Он зашел к ней, сел на стул и стал рассказывать, кто она, Лиза, такая, как он ее понимает, и польстил ей признанием:
— Я недавно видел тебя в юности. Ехал-ехал в автобусе. И входит на остановке девушка. Лет восемнадцать. Очень-очень такая…
— ??
— Да нет. Видно, что еще ничья. С лица можно воду пить — красавица! Она все про себя знает. Я смотрел на нее и безумно любил. Так нежно, вспыльчиво и безнадежно любил я тысячу раз. Моей она никогда не будет, но я ее люблю. — Лиза слушала и одобряла впечатлительность Егора улыбкой. — Она чувствует, о чем я думаю. Я, конечно, никогда больше ее не увижу, она в моей памяти останется идеалом, сказкой о женщине.
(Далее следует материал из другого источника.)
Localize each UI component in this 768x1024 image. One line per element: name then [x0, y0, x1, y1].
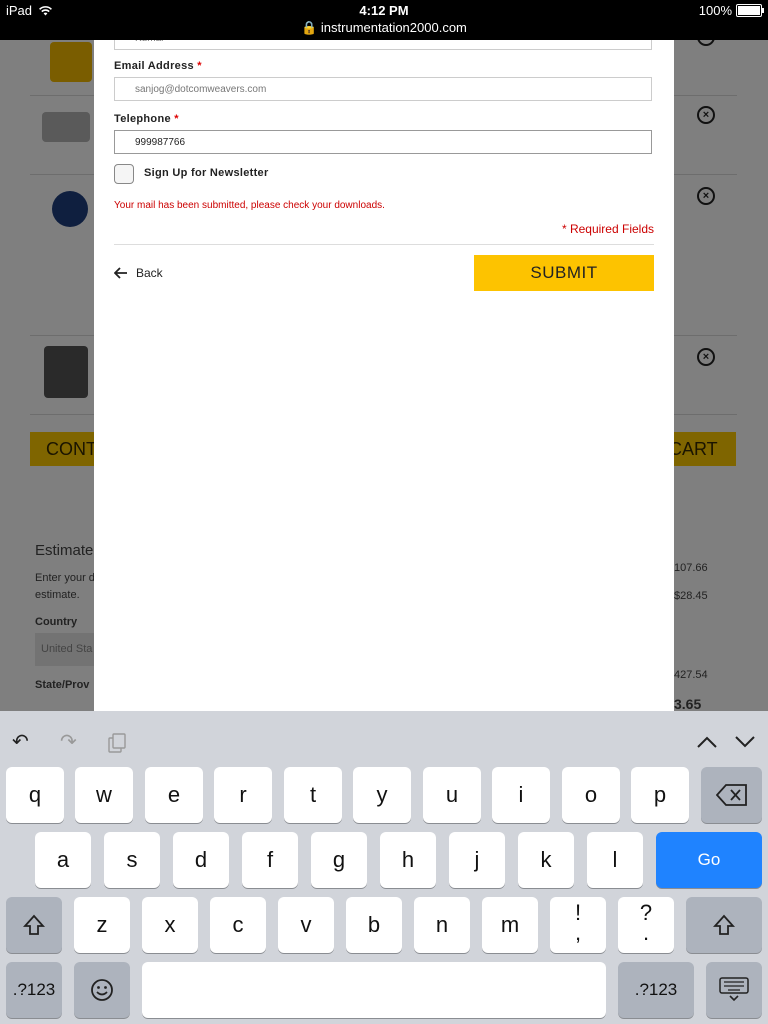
- hide-keyboard-key[interactable]: [706, 962, 762, 1018]
- product-thumb: [42, 112, 90, 142]
- required-fields-note: * Required Fields: [561, 222, 654, 236]
- address-bar[interactable]: 🔒 instrumentation2000.com: [0, 20, 768, 36]
- key-bottom-char: ,: [574, 920, 582, 945]
- key-k[interactable]: k: [518, 832, 574, 888]
- shift-key-right[interactable]: [686, 897, 762, 953]
- emoji-key[interactable]: [74, 962, 130, 1018]
- newsletter-checkbox[interactable]: [114, 164, 134, 184]
- shift-key-left[interactable]: [6, 897, 62, 953]
- remove-item-icon[interactable]: ×: [697, 348, 715, 366]
- paste-icon[interactable]: [108, 733, 126, 753]
- required-marker: *: [174, 113, 179, 125]
- key-t[interactable]: t: [284, 767, 342, 823]
- key-q[interactable]: q: [6, 767, 64, 823]
- product-thumb: [44, 346, 88, 398]
- key-r[interactable]: r: [214, 767, 272, 823]
- submit-button[interactable]: SUBMIT: [474, 255, 654, 291]
- download-form-modal: Kumar Email Address * sanjog@dotcomweave…: [94, 40, 674, 711]
- chevron-down-icon[interactable]: [734, 735, 756, 749]
- backspace-key[interactable]: [701, 767, 762, 823]
- battery-icon: [736, 4, 764, 17]
- key-a[interactable]: a: [35, 832, 91, 888]
- remove-item-icon[interactable]: ×: [697, 187, 715, 205]
- key-i[interactable]: i: [492, 767, 550, 823]
- key-n[interactable]: n: [414, 897, 470, 953]
- key-f[interactable]: f: [242, 832, 298, 888]
- arrow-left-icon: [114, 267, 127, 279]
- telephone-label: Telephone *: [114, 113, 179, 125]
- url-text: instrumentation2000.com: [320, 20, 467, 35]
- success-message: Your mail has been submitted, please che…: [114, 200, 385, 211]
- redo-icon[interactable]: ↷: [60, 729, 77, 754]
- telephone-label-text: Telephone: [114, 113, 171, 125]
- estimate-heading: Estimate: [35, 542, 94, 559]
- status-bar: iPad 4:12 PM 🔒 instrumentation2000.com 1…: [0, 0, 768, 40]
- key-p[interactable]: p: [631, 767, 689, 823]
- undo-icon[interactable]: ↶: [12, 729, 29, 754]
- shift-icon: [22, 914, 46, 935]
- newsletter-label: Sign Up for Newsletter: [144, 167, 269, 179]
- key-v[interactable]: v: [278, 897, 334, 953]
- key-y[interactable]: y: [353, 767, 411, 823]
- key-o[interactable]: o: [562, 767, 620, 823]
- remove-item-icon[interactable]: ×: [697, 106, 715, 124]
- product-thumb: [50, 42, 92, 82]
- key-c[interactable]: c: [210, 897, 266, 953]
- price: 427.54: [674, 669, 708, 681]
- country-select[interactable]: United Sta: [35, 633, 101, 666]
- country-label: Country: [35, 616, 78, 628]
- required-marker: *: [197, 60, 202, 72]
- divider: [114, 244, 654, 245]
- estimate-text: estimate.: [35, 589, 80, 601]
- emoji-icon: [91, 979, 113, 1001]
- key-g[interactable]: g: [311, 832, 367, 888]
- key-question-period[interactable]: ? .: [618, 897, 674, 953]
- numbers-key-left[interactable]: .?123: [6, 962, 62, 1018]
- email-label-text: Email Address: [114, 60, 194, 72]
- key-x[interactable]: x: [142, 897, 198, 953]
- key-e[interactable]: e: [145, 767, 203, 823]
- email-label: Email Address *: [114, 60, 202, 72]
- key-h[interactable]: h: [380, 832, 436, 888]
- numbers-key-right[interactable]: .?123: [618, 962, 694, 1018]
- onscreen-keyboard: ↶ ↷ q w e r t y u i o p a s d f g h j k …: [0, 711, 768, 1024]
- keyboard-hide-icon: [719, 977, 749, 1002]
- total-price: 3.65: [674, 696, 702, 712]
- state-label: State/Prov: [35, 679, 90, 691]
- lock-icon: 🔒: [301, 20, 318, 35]
- key-j[interactable]: j: [449, 832, 505, 888]
- space-bar[interactable]: [142, 962, 606, 1018]
- back-link[interactable]: Back: [114, 266, 163, 280]
- backspace-icon: [715, 784, 747, 806]
- email-field[interactable]: sanjog@dotcomweavers.com: [114, 77, 652, 101]
- key-z[interactable]: z: [74, 897, 130, 953]
- key-bottom-char: .: [642, 920, 650, 945]
- last-name-field[interactable]: Kumar: [114, 40, 652, 50]
- back-label: Back: [136, 266, 163, 280]
- price: 107.66: [674, 562, 708, 574]
- key-w[interactable]: w: [75, 767, 133, 823]
- telephone-field[interactable]: 999987766: [114, 130, 652, 154]
- key-b[interactable]: b: [346, 897, 402, 953]
- key-exclamation-comma[interactable]: ! ,: [550, 897, 606, 953]
- status-time: 4:12 PM: [359, 3, 409, 18]
- key-m[interactable]: m: [482, 897, 538, 953]
- price: $28.45: [674, 590, 708, 602]
- status-right: 100%: [698, 3, 764, 18]
- chevron-up-icon[interactable]: [696, 735, 718, 749]
- key-s[interactable]: s: [104, 832, 160, 888]
- key-d[interactable]: d: [173, 832, 229, 888]
- estimate-text: Enter your d: [35, 572, 95, 584]
- battery-label: 100%: [698, 3, 732, 18]
- go-key[interactable]: Go: [656, 832, 762, 888]
- shift-icon: [712, 914, 736, 935]
- key-l[interactable]: l: [587, 832, 643, 888]
- product-thumb: [52, 191, 88, 227]
- key-u[interactable]: u: [423, 767, 481, 823]
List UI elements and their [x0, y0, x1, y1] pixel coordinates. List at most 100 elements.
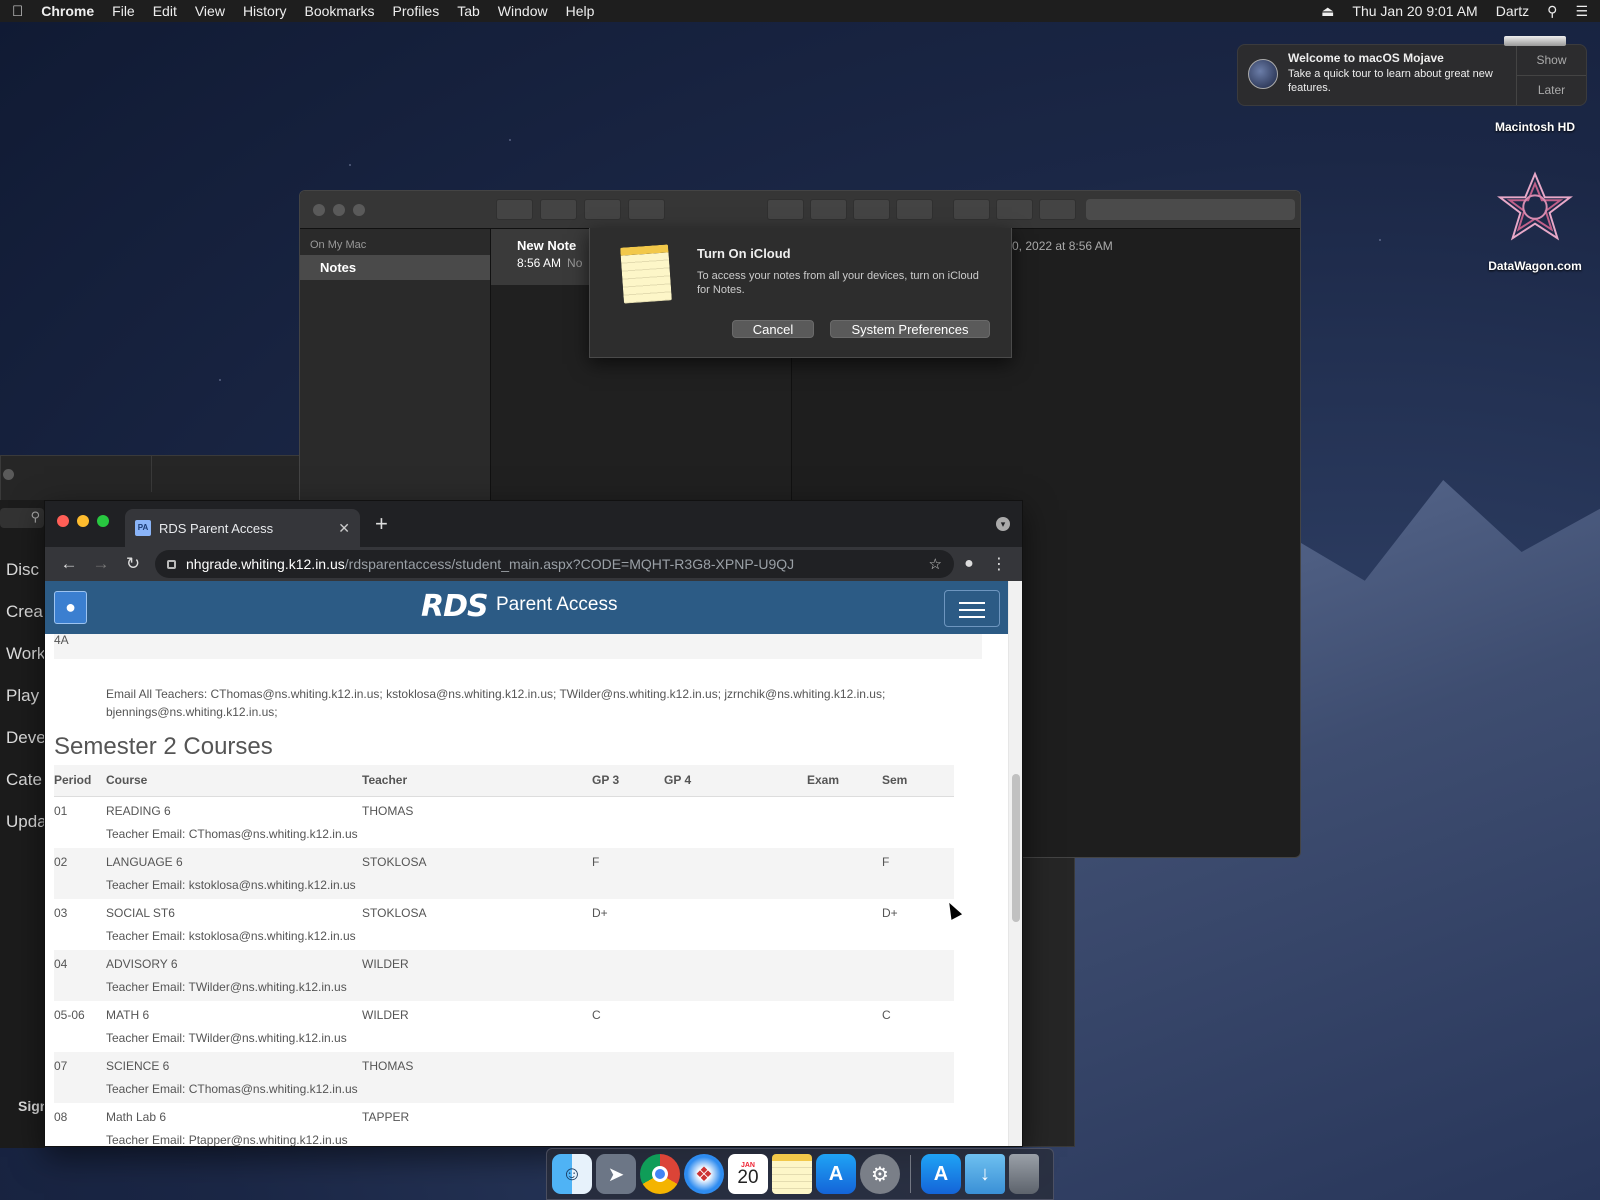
cell-exam: [807, 949, 882, 1001]
forward-button[interactable]: →: [85, 554, 117, 574]
cell-teacher-text: STOKLOSA: [362, 905, 427, 920]
media-button[interactable]: [953, 199, 990, 220]
clock[interactable]: Thu Jan 20 9:01 AM: [1352, 3, 1477, 19]
menu-view[interactable]: View: [195, 3, 225, 19]
scrollbar-thumb[interactable]: [1012, 774, 1020, 922]
bookmark-star-icon[interactable]: ☆: [929, 555, 942, 573]
chrome-icon[interactable]: [640, 1154, 680, 1194]
teacher-email-link[interactable]: Teacher Email: CThomas@ns.whiting.k12.in…: [106, 1082, 362, 1096]
reload-button[interactable]: ↻: [117, 554, 149, 574]
cell-period: 04: [54, 949, 106, 1001]
cell-gp3: D+: [592, 899, 664, 950]
app-store-icon[interactable]: A: [816, 1154, 856, 1194]
delete-note-button[interactable]: [584, 199, 621, 220]
menu-history[interactable]: History: [243, 3, 287, 19]
mojave-icon: [1248, 59, 1278, 89]
sidebar-item-updates[interactable]: Upda: [6, 812, 45, 832]
chrome-menu-icon[interactable]: ⋮: [984, 554, 1014, 574]
window-minimize-button[interactable]: [333, 204, 345, 216]
sidebar-item-develop[interactable]: Deve: [6, 728, 45, 748]
parents-group-icon[interactable]: ●: [54, 591, 87, 624]
new-note-button[interactable]: [628, 199, 665, 220]
notification-center-icon[interactable]: ☰: [1575, 3, 1588, 20]
sidebar-item-categories[interactable]: Cate: [6, 770, 42, 790]
close-tab-icon[interactable]: ✕: [338, 520, 350, 537]
tab-search-icon[interactable]: ▾: [996, 517, 1010, 531]
teacher-email-link[interactable]: Teacher Email: kstoklosa@ns.whiting.k12.…: [106, 878, 362, 892]
format-button[interactable]: [896, 199, 933, 220]
menu-tab[interactable]: Tab: [457, 3, 480, 19]
window-close-button[interactable]: [313, 204, 325, 216]
cell-period: 03: [54, 899, 106, 950]
teacher-email-link[interactable]: Teacher Email: TWilder@ns.whiting.k12.in…: [106, 980, 362, 994]
sidebar-section-label: On My Mac: [310, 239, 367, 251]
launchpad-icon[interactable]: ➤: [596, 1154, 636, 1194]
lock-icon[interactable]: [167, 559, 176, 569]
apple-menu-icon[interactable]: : [12, 3, 23, 20]
window-zoom-button[interactable]: [353, 204, 365, 216]
checklist-button[interactable]: [853, 199, 890, 220]
finder-icon[interactable]: ☺: [552, 1154, 592, 1194]
calendar-icon[interactable]: JAN 20: [728, 1154, 768, 1194]
sidebar-item-create[interactable]: Crea: [6, 602, 43, 622]
teacher-email-link[interactable]: Teacher Email: Ptapper@ns.whiting.k12.in…: [106, 1133, 362, 1147]
menu-window[interactable]: Window: [498, 3, 548, 19]
notes-icon[interactable]: [772, 1154, 812, 1194]
table-button[interactable]: [810, 199, 847, 220]
share-button[interactable]: [1039, 199, 1076, 220]
menu-profiles[interactable]: Profiles: [393, 3, 440, 19]
back-button[interactable]: ←: [53, 554, 85, 574]
new-tab-button[interactable]: +: [375, 513, 388, 535]
menu-edit[interactable]: Edit: [153, 3, 177, 19]
hamburger-menu-icon[interactable]: [944, 590, 1000, 627]
app-store-icon[interactable]: A: [921, 1154, 961, 1194]
sidebar-folder-notes[interactable]: Notes: [300, 255, 490, 280]
desktop-icon-macintosh-hd[interactable]: Macintosh HD: [1480, 36, 1590, 134]
teacher-email-link[interactable]: Teacher Email: kstoklosa@ns.whiting.k12.…: [106, 929, 362, 943]
cell-course-text: LANGUAGE 6: [106, 854, 183, 869]
sidebar-item-work[interactable]: Work: [6, 644, 45, 664]
teacher-email-link[interactable]: Teacher Email: TWilder@ns.whiting.k12.in…: [106, 1031, 362, 1045]
address-bar[interactable]: nhgrade.whiting.k12.in.us/rdsparentacces…: [155, 550, 954, 578]
cell-sem: F: [882, 847, 954, 899]
cell-gp3: F: [592, 847, 664, 899]
desktop-icon-datawagon[interactable]: DataWagon.com: [1480, 170, 1590, 273]
tab-rds-parent-access[interactable]: PA RDS Parent Access ✕: [125, 509, 360, 547]
spotlight-search-icon[interactable]: ⚲: [1547, 3, 1557, 20]
safari-icon[interactable]: ❖: [684, 1154, 724, 1194]
page-scrollbar[interactable]: [1008, 581, 1022, 1146]
system-preferences-button[interactable]: System Preferences: [830, 320, 990, 338]
user-menu[interactable]: Dartz: [1496, 3, 1529, 19]
lock-button[interactable]: [767, 199, 804, 220]
sidebar-item-play[interactable]: Play: [6, 686, 39, 706]
system-preferences-icon[interactable]: ⚙: [860, 1154, 900, 1194]
trash-icon[interactable]: [1009, 1154, 1039, 1194]
teacher-email-link[interactable]: Teacher Email: CThomas@ns.whiting.k12.in…: [106, 827, 362, 841]
cell-period: 01: [54, 796, 106, 848]
window-close-button[interactable]: [3, 469, 14, 480]
menu-help[interactable]: Help: [566, 3, 595, 19]
notes-search-input[interactable]: [1086, 199, 1295, 220]
window-minimize-button[interactable]: [77, 515, 89, 527]
cancel-button[interactable]: Cancel: [732, 320, 814, 338]
url-host: nhgrade.whiting.k12.in.us: [186, 556, 345, 572]
cell-gp3-text: C: [592, 1007, 601, 1022]
add-people-button[interactable]: [996, 199, 1033, 220]
window-zoom-button[interactable]: [97, 515, 109, 527]
sidebar-search-field[interactable]: ⚲: [0, 508, 44, 528]
sidebar-sign-in[interactable]: Sign: [18, 1098, 45, 1114]
eject-icon[interactable]: ⏏: [1321, 3, 1334, 20]
cell-teacher-text: TAPPER: [362, 1109, 410, 1124]
sidebar-item-discover[interactable]: Disc: [6, 560, 39, 580]
menu-app-name[interactable]: Chrome: [41, 3, 94, 19]
menu-file[interactable]: File: [112, 3, 135, 19]
menu-bookmarks[interactable]: Bookmarks: [305, 3, 375, 19]
hard-drive-icon: [1504, 36, 1566, 46]
gallery-view-button[interactable]: [540, 199, 577, 220]
profile-avatar-icon[interactable]: ●: [954, 555, 984, 573]
downloads-folder-icon[interactable]: ↓: [965, 1154, 1005, 1194]
page-content: 4A Email All Teachers: CThomas@ns.whitin…: [45, 633, 1010, 1147]
toggle-sidebar-button[interactable]: [496, 199, 533, 220]
window-close-button[interactable]: [57, 515, 69, 527]
email-all-teachers[interactable]: Email All Teachers: CThomas@ns.whiting.k…: [54, 659, 934, 721]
Так у нас было с Валей Суриковой, я тебе рассказывал. Она, может, давно испортилась и вообще плохая, всякая, а для нас с Никитой вечно будет сиять этакой звездочкой, чистой и желанной. И тут… И, может, хорошо, что я ее никогда не встречу, и все, что я пережил за полчаса, что навоображал, уже ничем никогда испорчено быть не может. Не это ли неуловимое, недостигнутое, вроде бы мое и не мое, возвышает наши мысли о жизни-то?
— Но что в этом хорошего? — перебила Лиза. — Не знать, не обладать, а лишь… выносить впечатления.
— А то! — выставил палец Егор — Это и есть любовь.